Tempus AI, Inc. on Tuesday announced new generative AI capabilities aiming to assist physicians and researchers in drawing insights from unstructured, multimodal healthcare data. The enhancements are designed to help clinicians make data-driven decisions for patient care while expediting research for new oncology treatments.
Tempus unveiled the new AI tools during the 2025 J.P. Morgan Healthcare Conference in San Francisco, according to media reports.
The company’s platform, Tempus One, launched in 2023 and taps into Tempus’ proprietary Large Language Model (LLM) Agent Infrastructure (Agent Builder) to analyze large volumes of clinical notes, imaging scans, and other unstructured records. According to the company, this approach can help health care providers piece together a more complete view of a patient’s medical history and speed up clinical trial enrollment, among other uses.
According to the news release, the new iteration of Tempus One includes four new breakthrough generative AI-powered capabilities that leverage LLMs to derive insights from unstructured data.
- Patient Query: Identifying and enrolling patients into clinical trials continues to be one of healthcare’s biggest challenges. Tempus offers a suite of tools that support providers and study sponsors to get the right patient on the right experimental treatment at the right time. As part of its clinical trial matching program, TIME, Tempus is now deploying an internal agent that allows the company to analyze providers’ structured and unstructured data to create a queue of patients that may be eligible for a specific trial. This agent can tap into unstructured data, such as progress notes, pathology reports, and imaging scans, which are important to understanding if a patient may be eligible for a trial. Tempus then sends the provider a notification for each patient that may be a match for that trial.
- Patient Timeline: Every patient’s journey is unique. Throughout their care, a cancer patient typically amasses hundreds of different records that document diagnostic results, treatment plans, physician notes, scans, and more. This makes it very difficult for physicians to have a comprehensive view of each patient’s journey. Tempus One offers a solution, which leverages generative AI to seamlessly weave together those documents and create a cohesive timeline for a specific patient. Using an LLM-based data science model, Tempus One turns digital health records into a structured timeline of clinical events, featuring diagnostic results, changes in treatment, and more. A separate agent is then applied to query structured data to answer explicit questions posed by a physician.
- Prior Authorization: Drafting and submitting prior authorization forms can require hours of administrative work for care teams, an arduous but necessary process to ensure that patients receive coverage for specific treatments throughout their care journey. Now, a new agent inside of Hub, Tempus’ provider platform, helps clinicians gather pertinent guidelines, drug labels, payer policy, and other relevant patient information, and outputs support documents tailored to each patient’s case for further use by their care team.
- Data Exploration: For the first time, researchers are able to ask questions and receive answers that are derived from both Tempus’ de-identified curated datasets and unstructured data housed within Lens, the company’s data analytics platform. Typically, real-world research has been hindered by manual chart reviews and data abstraction, but Tempus One can process millions of de-identified documents and provide initial answers in a fraction of the time. These datasets can include physician progress notes or medical images like pathology slides, providing researchers access to data that is not typically available, but critical when investigating new targets and patient populations. In particular, this new functionality expands the ability to investigate adverse events and reported symptoms, an increasingly popular query for many Tempus biopharma research customers.

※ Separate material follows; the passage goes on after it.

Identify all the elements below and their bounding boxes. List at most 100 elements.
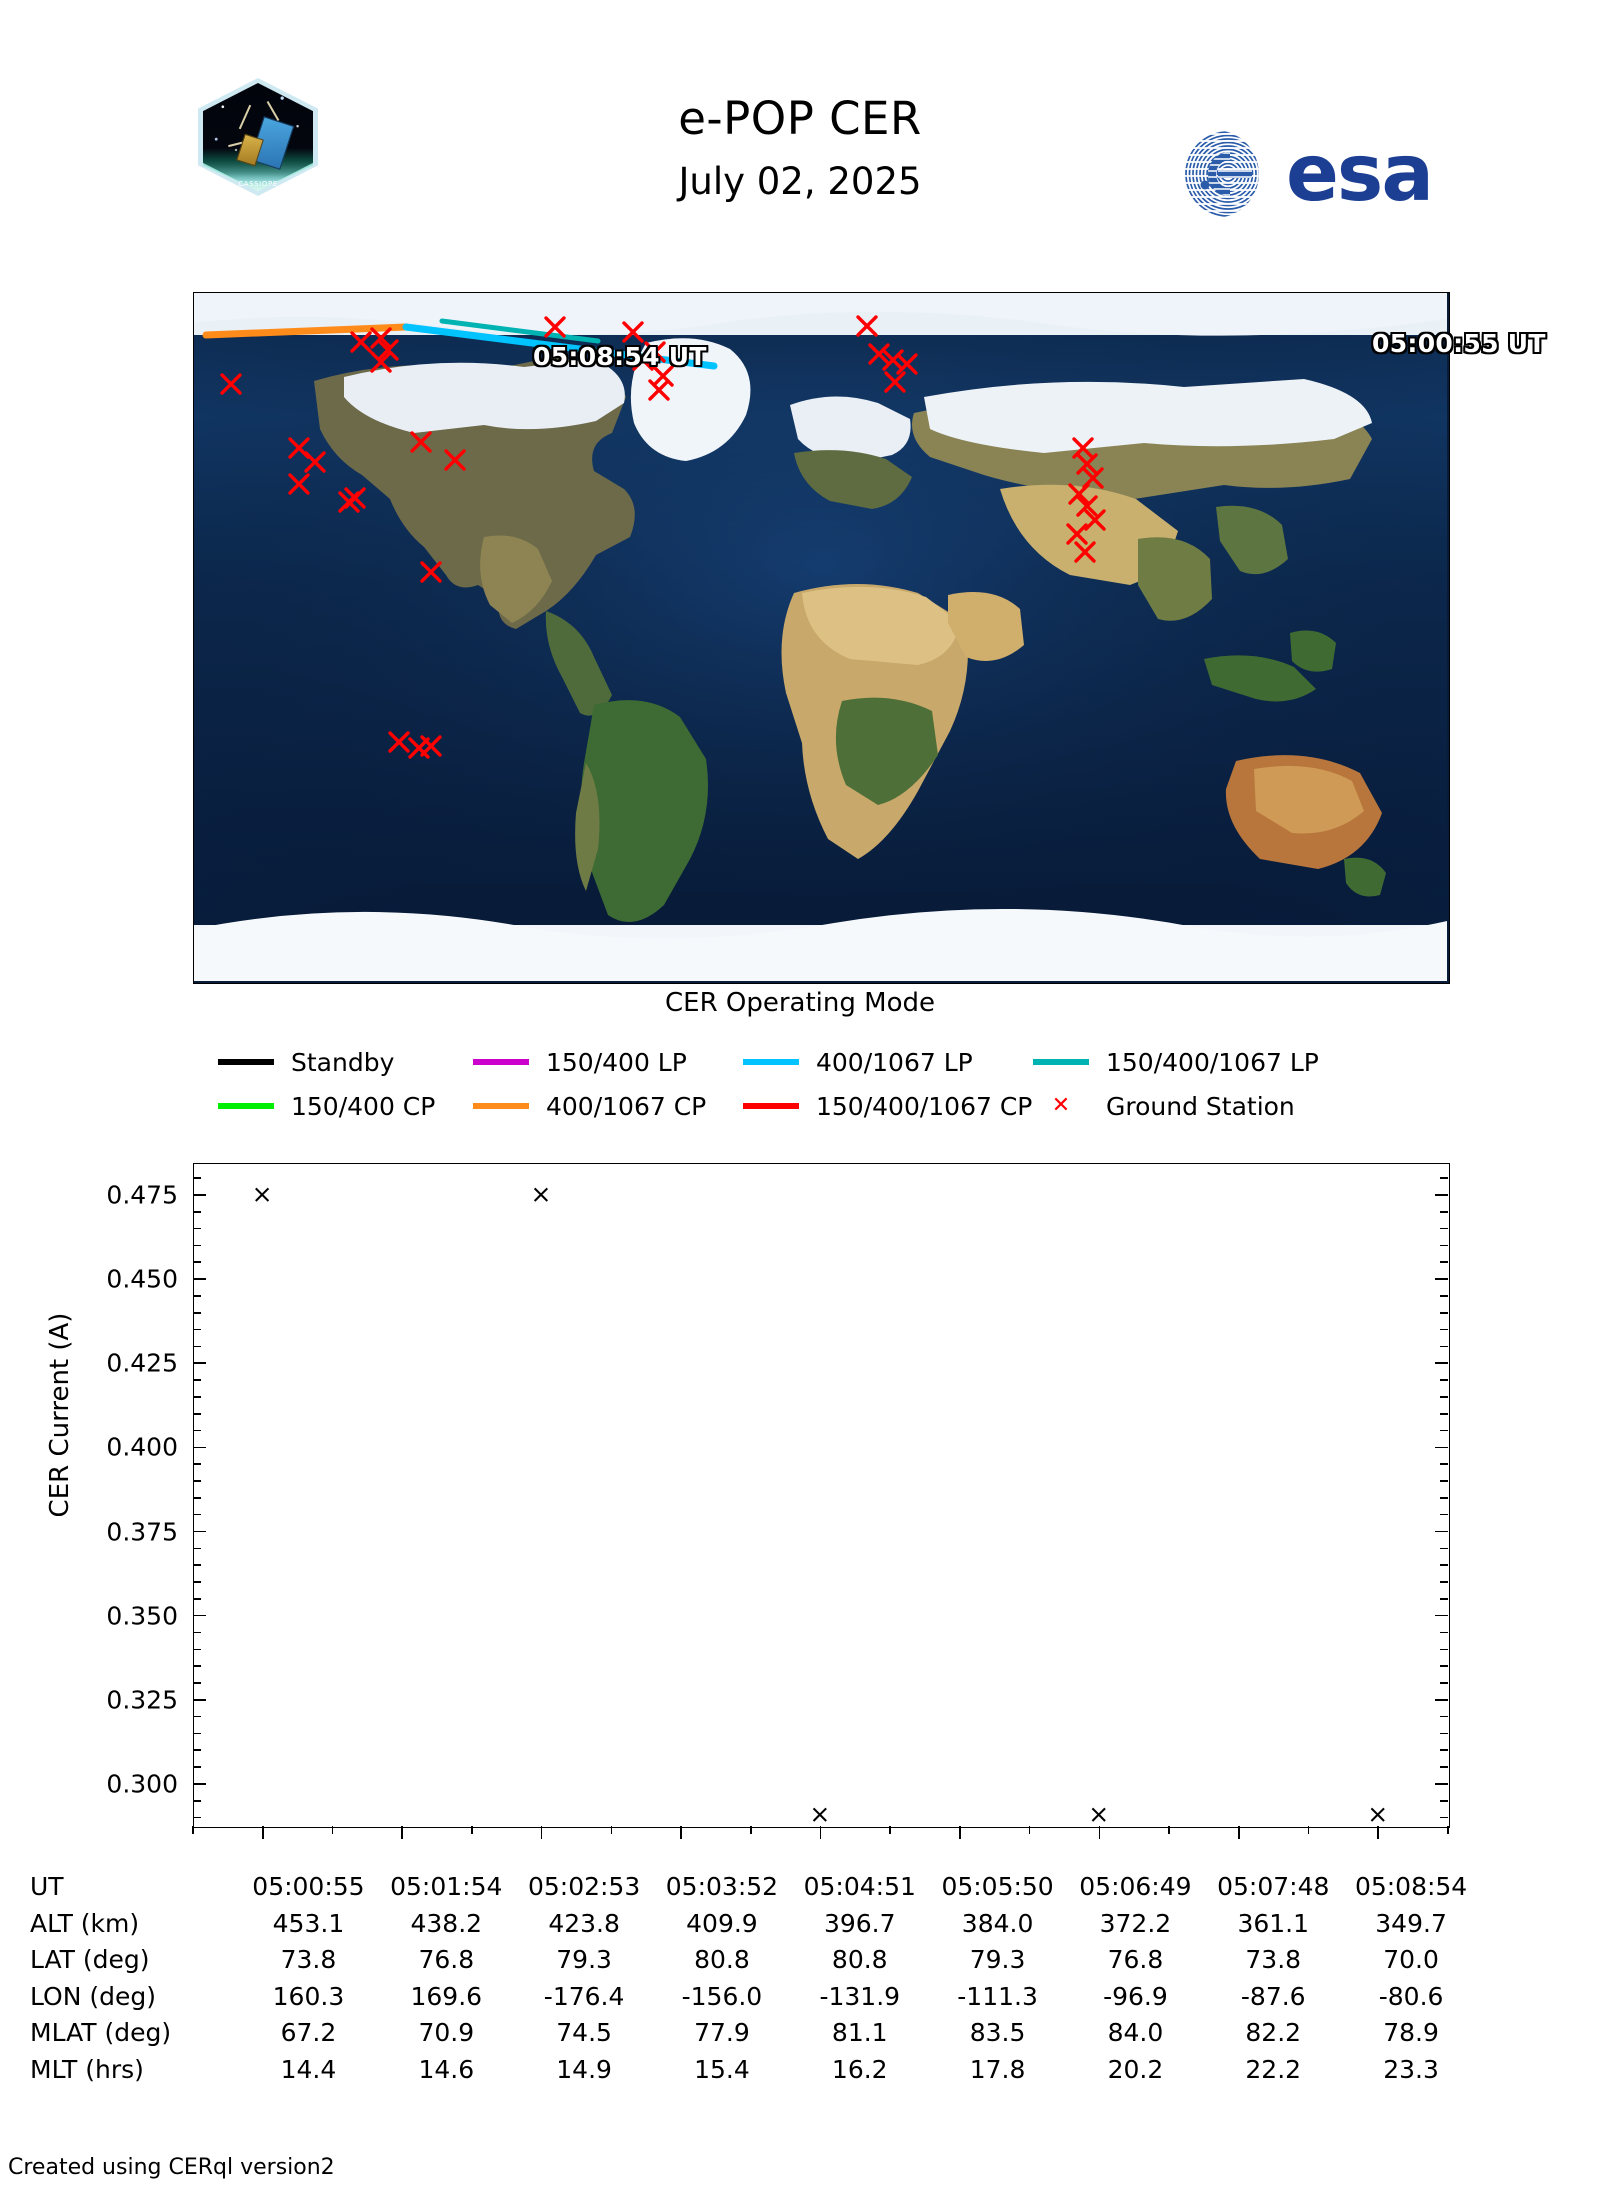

“When we launched Tempus One a few years ago, our hope was that it would grow and scale in intelligence for the benefit of clinicians, researchers, and patients. We’ve been blown away by the evolution of this product which is designed to continually evolve so that we can easily deploy new generative AI solutions to our customers to address their evolving needs,” said Eric Lekfofsky, Founder and CEO of Tempus. “For example, LLMs now give us the opportunity to derive new insights from unstructured data, which has some of the richest patient data and until now, was extremely difficult to access at scale.”
Tempus, headquartered in Chicago, specializes in AI-enabled precision medicine solutions that aim to personalize patient care. Its multimodal data library and operating system are intended to provide physicians with tools that learn from each new piece of clinical information gathered.